« Kukum » : vivre d’amour et de résilience

Kukum raconte plusieurs histoires: celle des peuples autochtones, celle du Québec d’autrefois ou celle de l’amour profond entre deux personnes. Mais Kukum, c’est surtout l’histoire d’Almanda Siméon: une femme profondément résiliente et amoureuse. 

Par Aurélie Lachapelle

L’adaptation au théâtre par Laure Morali de Kukum, roman de Michel Jean, est réussie haut la main. Mise en scène par Émilie Monnet, la pièce a bénéficié de la collaboration de Joséphine Bacon, « gardienne des savoirs innus » pour l’adaptation du roman. 

La contribution de Joséphine Bacon est claire : sa poésie est là tout au long de la pièce. 

Une « soif d’air frais »

Une « soif d’air frais » : C’est ce qui pousse la jeune adolescente Almanda Fortier (Léane Labrèche-Dor) de Saint-Prime à quitter la ferme où elle a grandi. À 15 ans, elle ira rejoindre son futur mari, Thomas Siméon (Étienne Thibeault), un Nutshimiunnu, Innu de Pekuakami, pour aller vivre avec lui, dans la forêt. 

Optimiste, presque insouciant, le caractère d’adolescente d’Almanda se distingue énormément dans la pièce. Elle n’a pas peur de l’avenir et n’a qu’une seule certitude : l’amour qu’elle partage avec Thomas. Un amour doux, mais puissant, visible et facile à cerner dans les scènes d’intimité. 

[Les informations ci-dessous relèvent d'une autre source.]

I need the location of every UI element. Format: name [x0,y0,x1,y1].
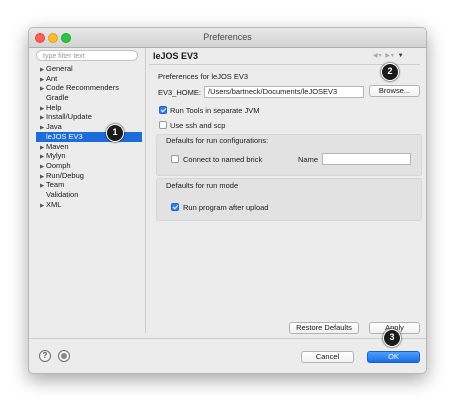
forward-arrow-icon[interactable]: ▶▾ [385,53,395,59]
run-mode-group-title: Defaults for run mode [166,181,239,190]
tree-item-label: Team [46,180,65,190]
record-icon[interactable] [58,350,70,362]
run-tools-label: Run Tools in separate JVM [170,106,260,115]
view-menu-icon[interactable]: ▼ [398,53,405,59]
tree-item-label: Code Recommenders [46,83,119,93]
tree-item-label: Install/Update [46,112,92,122]
tree-item-validation[interactable]: Validation [36,190,142,200]
tree-item-label: General [46,64,73,73]
tree-item-label: Ant [46,73,58,83]
footer-divider [29,338,426,339]
tree-item-label: Java [46,122,62,132]
tree-item-general[interactable]: ▶ General [36,64,142,74]
brick-name-field[interactable] [322,153,411,165]
tree-item-run-debug[interactable]: ▶ Run/Debug [36,171,142,181]
record-dot-icon [61,353,67,359]
ssh-checkbox[interactable] [159,121,167,129]
run-after-upload-label: Run program after upload [183,203,269,212]
window-title: Preferences [203,32,252,42]
header-divider [149,64,420,65]
tree-item-label: Gradle [46,93,69,103]
sash-divider[interactable] [145,48,146,333]
tree-item-maven[interactable]: ▶ Maven [36,142,142,152]
run-after-upload-checkbox[interactable] [171,203,179,211]
ssh-label: Use ssh and scp [170,121,226,130]
back-arrow-icon[interactable]: ◀▾ [373,53,383,59]
filter-input[interactable]: type filter text [36,50,138,61]
tree-item-gradle[interactable]: Gradle [36,93,142,103]
tree-item-lejos-ev3[interactable]: leJOS EV3 [36,131,142,142]
run-tools-checkbox[interactable] [159,106,167,114]
preferences-tree: ▶ General ▶ Ant ▶ Code Recommenders Gradle … [36,64,142,209]
browse-button[interactable]: Browse... [369,85,420,97]
tree-item-java[interactable]: ▶ Java [36,122,142,132]
tree-item-label: Run/Debug [46,170,84,180]
history-navigation[interactable]: ◀▾ ▶▾ ▼ [373,52,405,59]
tree-item-ant[interactable]: ▶ Ant [36,74,142,84]
tree-item-label: Maven [46,141,69,151]
tree-item-label: leJOS EV3 [46,131,83,141]
tree-item-mylyn[interactable]: ▶ Mylyn [36,151,142,161]
tree-item-label: Validation [46,189,79,199]
tree-item-label: Mylyn [46,151,66,161]
tree-item-oomph[interactable]: ▶ Oomph [36,161,142,171]
ev3-home-label: EV3_HOME: [158,88,201,97]
restore-defaults-button[interactable]: Restore Defaults [289,322,359,334]
page-title: leJOS EV3 [153,51,199,61]
callout-badge-1: 1 [106,124,124,142]
tree-item-help[interactable]: ▶ Help [36,103,142,113]
run-config-group: Defaults for run configurations: Connect… [156,134,422,176]
callout-badge-2: 2 [381,63,399,81]
tree-item-team[interactable]: ▶ Team [36,180,142,190]
run-mode-group: Defaults for run mode Run program after … [156,178,422,221]
ev3-home-field[interactable]: /Users/bartneck/Documents/leJOSEV3 [204,86,364,98]
ok-button[interactable]: OK [367,351,420,363]
tree-item-label: XML [46,199,62,209]
callout-badge-3: 3 [383,329,401,347]
tree-item-label: Oomph [46,160,71,170]
tree-item-install-update[interactable]: ▶ Install/Update [36,112,142,122]
name-label: Name [298,155,319,164]
preferences-window: Preferences type filter text ▶ General ▶ A… [28,27,427,374]
tree-item-code-recommenders[interactable]: ▶ Code Recommenders [36,83,142,93]
tree-item-label: Help [46,102,62,112]
help-icon[interactable]: ? [39,350,51,362]
run-config-group-title: Defaults for run configurations: [166,136,269,145]
connect-brick-checkbox[interactable] [171,155,179,163]
page-subtitle: Preferences for leJOS EV3 [158,72,249,81]
title-bar: Preferences [29,28,426,48]
cancel-button[interactable]: Cancel [301,351,354,363]
tree-item-xml[interactable]: ▶ XML [36,200,142,210]
connect-brick-label: Connect to named brick [183,155,263,164]
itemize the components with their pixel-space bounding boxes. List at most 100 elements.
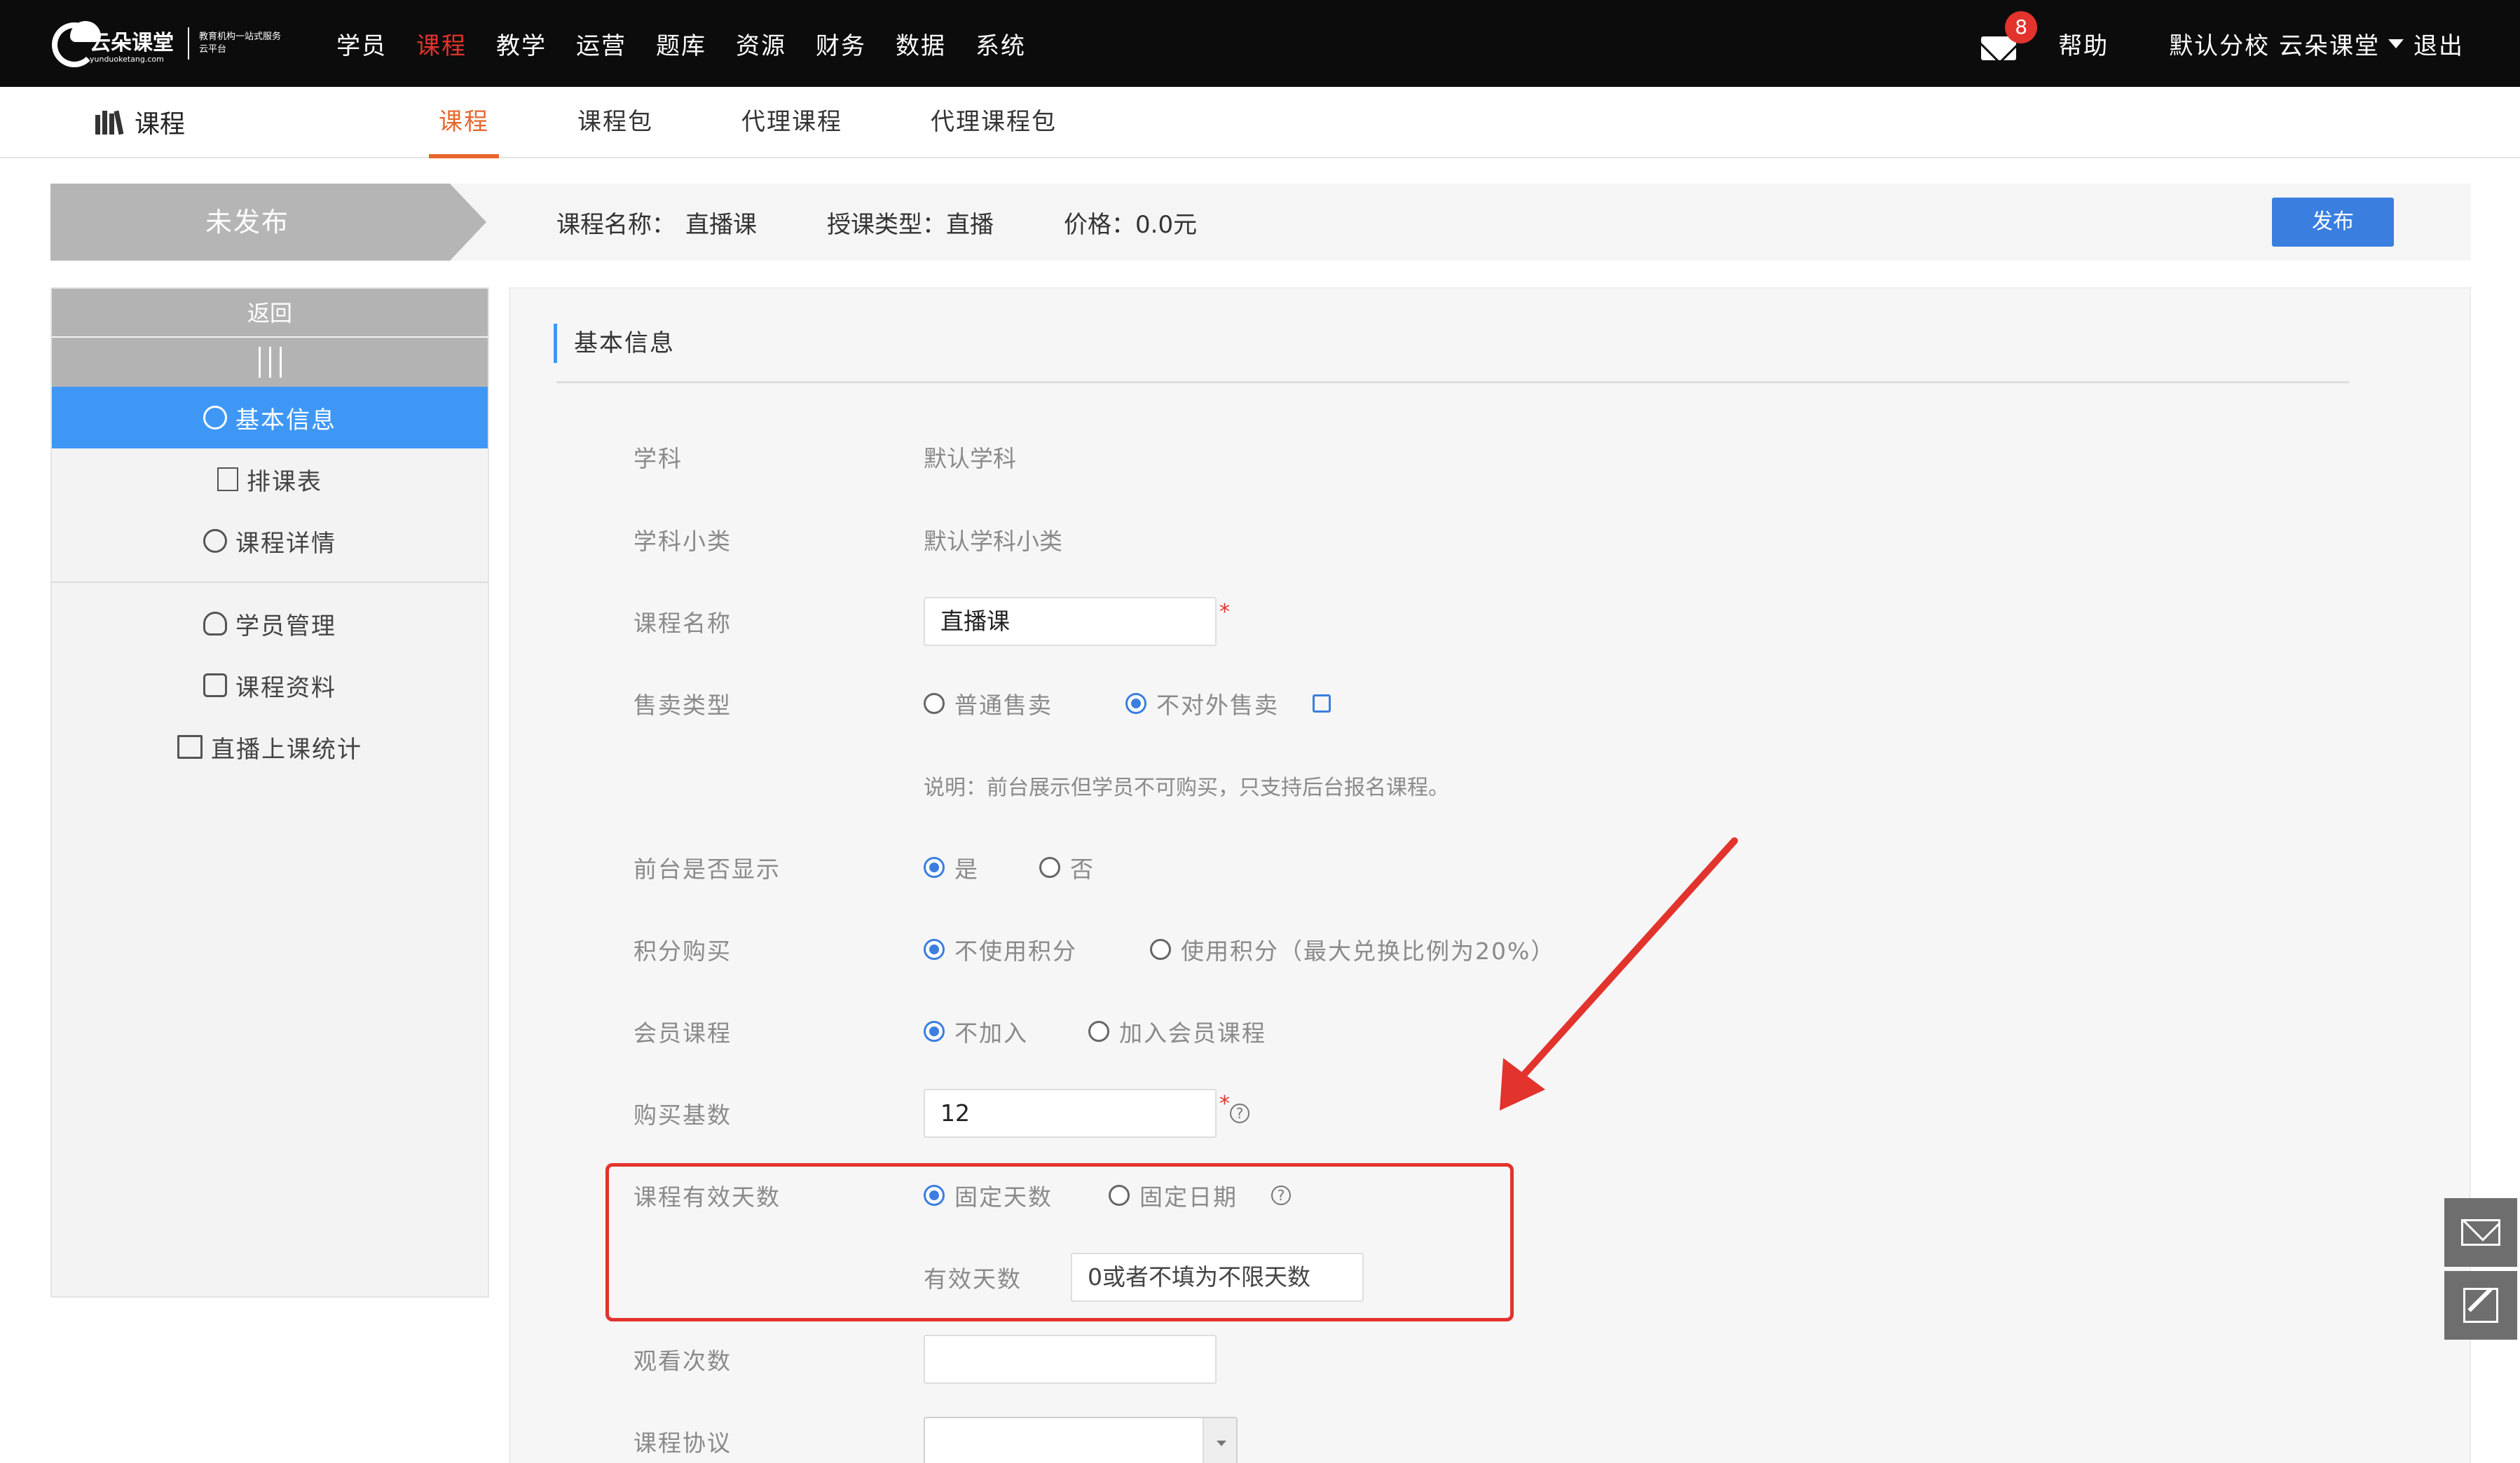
agreement-select[interactable]	[924, 1417, 1238, 1463]
tab-course-package[interactable]: 课程包	[568, 87, 663, 157]
logout-link[interactable]: 退出	[2413, 27, 2464, 61]
detail-icon	[203, 529, 227, 553]
sidebar-item-schedule[interactable]: 排课表	[52, 448, 488, 510]
mail-icon	[2461, 1219, 2500, 1246]
floating-toolbar	[2444, 1198, 2517, 1344]
help-link[interactable]: 帮助	[2058, 27, 2109, 61]
module-label: 课程	[135, 110, 186, 139]
course-sidebar: 返回 基本信息 排课表 课程详情 学员管理 课程资料 直播上课统计	[50, 287, 489, 1298]
course-name-label: 课程名称：	[556, 210, 676, 239]
radio-icon[interactable]	[924, 693, 945, 714]
radio-checked-icon[interactable]	[924, 939, 945, 960]
option-label: 加入会员课程	[1119, 1019, 1266, 1047]
sidebar-item-label: 排课表	[247, 467, 322, 496]
edit-icon[interactable]	[1313, 694, 1331, 713]
course-type-label: 授课类型：	[827, 210, 946, 239]
brand-slogan: 教育机构一站式服务云平台	[199, 32, 282, 55]
main-menu: 学员 课程 教学 运营 题库 资源 财务 数据 系统	[336, 0, 1055, 87]
option-label: 不加入	[954, 1019, 1028, 1047]
edit-icon	[2463, 1288, 2498, 1323]
option-label: 是	[954, 856, 979, 883]
sidebar-item-live-stats[interactable]: 直播上课统计	[52, 716, 488, 778]
message-float-button[interactable]	[2444, 1198, 2517, 1267]
course-type-value: 直播	[946, 210, 994, 239]
option-label: 不使用积分	[954, 937, 1077, 965]
nav-data[interactable]: 数据	[896, 27, 946, 61]
radio-checked-icon[interactable]	[1125, 693, 1146, 714]
radio-icon[interactable]	[1088, 1021, 1109, 1042]
back-button[interactable]: 返回	[52, 289, 488, 338]
school-switcher[interactable]: 默认分校 云朵课堂	[2169, 27, 2380, 61]
schedule-icon	[217, 467, 238, 491]
course-price-value: 0.0元	[1135, 210, 1198, 239]
sale-private-option[interactable]: 不对外售卖	[1125, 687, 1279, 720]
course-name-value: 直播课	[685, 210, 757, 239]
chevron-down-icon[interactable]	[1203, 1418, 1236, 1463]
brand-domain: yunduoketang.com	[90, 55, 164, 64]
points-off-option[interactable]: 不使用积分	[924, 933, 1077, 966]
agreement-label: 课程协议	[634, 1429, 732, 1457]
sidebar-divider	[52, 582, 488, 583]
course-name-input[interactable]: 直播课	[924, 597, 1217, 646]
tab-agent-course[interactable]: 代理课程	[732, 87, 852, 157]
module-title: 课程	[95, 87, 185, 157]
show-yes-option[interactable]: 是	[924, 851, 979, 884]
sidebar-item-students[interactable]: 学员管理	[52, 593, 488, 654]
subcategory-label: 学科小类	[634, 528, 732, 555]
annotation-arrow-icon	[1500, 837, 1738, 1111]
list-circle-icon	[203, 406, 227, 430]
view-count-label: 观看次数	[634, 1347, 732, 1375]
radio-icon[interactable]	[1150, 939, 1171, 960]
feedback-float-button[interactable]	[2444, 1271, 2517, 1340]
publish-button[interactable]: 发布	[2272, 198, 2394, 247]
caret-down-icon[interactable]	[2388, 39, 2404, 48]
required-mark: *	[1219, 1091, 1230, 1116]
view-count-input[interactable]	[924, 1335, 1217, 1384]
nav-students[interactable]: 学员	[336, 27, 387, 61]
sidebar-item-label: 直播上课统计	[211, 735, 362, 764]
sale-normal-option[interactable]: 普通售卖	[924, 687, 1053, 720]
subject-label: 学科	[634, 445, 683, 472]
radio-checked-icon[interactable]	[924, 857, 945, 878]
top-navbar: 云朵课堂 yunduoketang.com 教育机构一站式服务云平台 学员 课程…	[0, 0, 2520, 87]
course-name-label: 课程名称	[634, 610, 732, 637]
member-no-option[interactable]: 不加入	[924, 1015, 1028, 1048]
tab-agent-course-package[interactable]: 代理课程包	[921, 87, 1067, 157]
points-label: 积分购买	[634, 937, 732, 965]
radio-icon[interactable]	[1039, 857, 1060, 878]
nav-operations[interactable]: 运营	[576, 27, 626, 61]
collapse-handle[interactable]	[52, 338, 488, 387]
nav-question-bank[interactable]: 题库	[656, 27, 706, 61]
brand-logo[interactable]: 云朵课堂 yunduoketang.com 教育机构一站式服务云平台	[49, 15, 283, 71]
nav-courses[interactable]: 课程	[416, 27, 467, 61]
sidebar-item-course-detail[interactable]: 课程详情	[52, 510, 488, 572]
section-divider	[556, 381, 2349, 383]
show-no-option[interactable]: 否	[1039, 851, 1095, 884]
nav-system[interactable]: 系统	[975, 27, 1026, 61]
nav-teaching[interactable]: 教学	[496, 27, 547, 61]
nav-finance[interactable]: 财务	[816, 27, 866, 61]
subcategory-value: 默认学科小类	[924, 528, 1062, 555]
sale-type-label: 售卖类型	[634, 692, 732, 719]
required-mark: *	[1219, 599, 1230, 624]
sidebar-item-materials[interactable]: 课程资料	[52, 654, 488, 716]
help-question-icon[interactable]: ?	[1230, 1104, 1249, 1123]
sidebar-item-label: 基本信息	[235, 406, 336, 434]
show-front-label: 前台是否显示	[634, 856, 781, 883]
sidebar-item-label: 学员管理	[235, 612, 336, 640]
radio-checked-icon[interactable]	[924, 1021, 945, 1042]
library-icon	[95, 109, 124, 135]
member-label: 会员课程	[634, 1019, 732, 1047]
sub-tabs: 课程 课程包 代理课程 代理课程包	[429, 87, 1135, 158]
nav-resources[interactable]: 资源	[736, 27, 786, 61]
sidebar-item-basic-info[interactable]: 基本信息	[52, 387, 488, 448]
purchase-base-input[interactable]: 12	[924, 1089, 1217, 1138]
mail-icon[interactable]: 8	[1980, 11, 2038, 60]
member-yes-option[interactable]: 加入会员课程	[1088, 1015, 1266, 1048]
mail-badge: 8	[2005, 11, 2038, 43]
subject-value: 默认学科	[924, 445, 1016, 472]
tab-course[interactable]: 课程	[429, 87, 499, 158]
course-price-label: 价格：	[1064, 210, 1135, 239]
course-meta: 课程名称： 直播课 授课类型：直播 价格：0.0元	[556, 184, 1267, 261]
sidebar-item-label: 课程详情	[235, 529, 336, 558]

« Pétrie de bons sentiments, il faut le reconnaître, l’histoire d’Almanda et de Thomas a néanmoins le pouvoir de redonner aux plus cyniques de nos contemporains une foi inébranlable en l’amour », partage Christian Saint-Pierre, dans sa critique de la pièce dans Le Devoir

Une mise en scène impeccable

Les différents tableaux de la pièce sont séparés par des projections d’archives vidéos: tantôt c’est un peuple autochtone en déplacement, tantôt ce sont des draveurs ou caribous. Avec celles-ci, tout comme l’ambiance générale de la pièce, il est facile de se sentir dans la nature, même en plein centre-ville de Montréal. 

Saluons aussi la conception sonore de Marie-Frédérique Gravel qui contribue à cette illusion de la nature. 

Les dialogues entre personnages autochtones, entre Thomas et sa famille (Sharon Fontaine Ishpatao, Jean-Luc Kanapé), se déroulent en innu-aimun, la langue parlée par les Nutshimiunnu. Les surtitres en français sont affichés sur des télévisions aux côtés de la scène. Joséphine Bacon a traduit quelques passages du livre en innu-aimun. 

Les artistes interprètent également plusieurs chansons en innu-aimun: au mariage des Siméon comme à la mort de Malek, le père de Thomas. 

Une introduction au mode de vie des Innus

Pour un public allochtone, il est facile de s’identifier au personnage d’Almanda Siméon. Tout comme elle, les allochtones sont introduits au monde des Innus à travers le spectacle. En passant par les tentes de sudation ou les techniques d’orientation, comme de laisser des branches dans le chemin, un public allochtone vit la même trajectoire d’apprentissage qu’Almanda. 

« Tu avais raison, la vie est un cercle, et il me ramène à toi mon amour », lance Almanda durant la scène de sa mort, en rejoignant son amoureux. Avis aux cœurs sensibles, c’est une des nombreuses scènes émouvantes.  

« Pour une première création autochtone entre les murs du [théâtre du Nouveau Monde], ce formidable roman d’amour était tout désigné », continue Christian Saint-Pierre. 

La pièce « Kukum », coproduite avec la compagnie de théâtre Onishka, est présentée au théâtre du Nouveau Monde jusqu’au 15 décembre.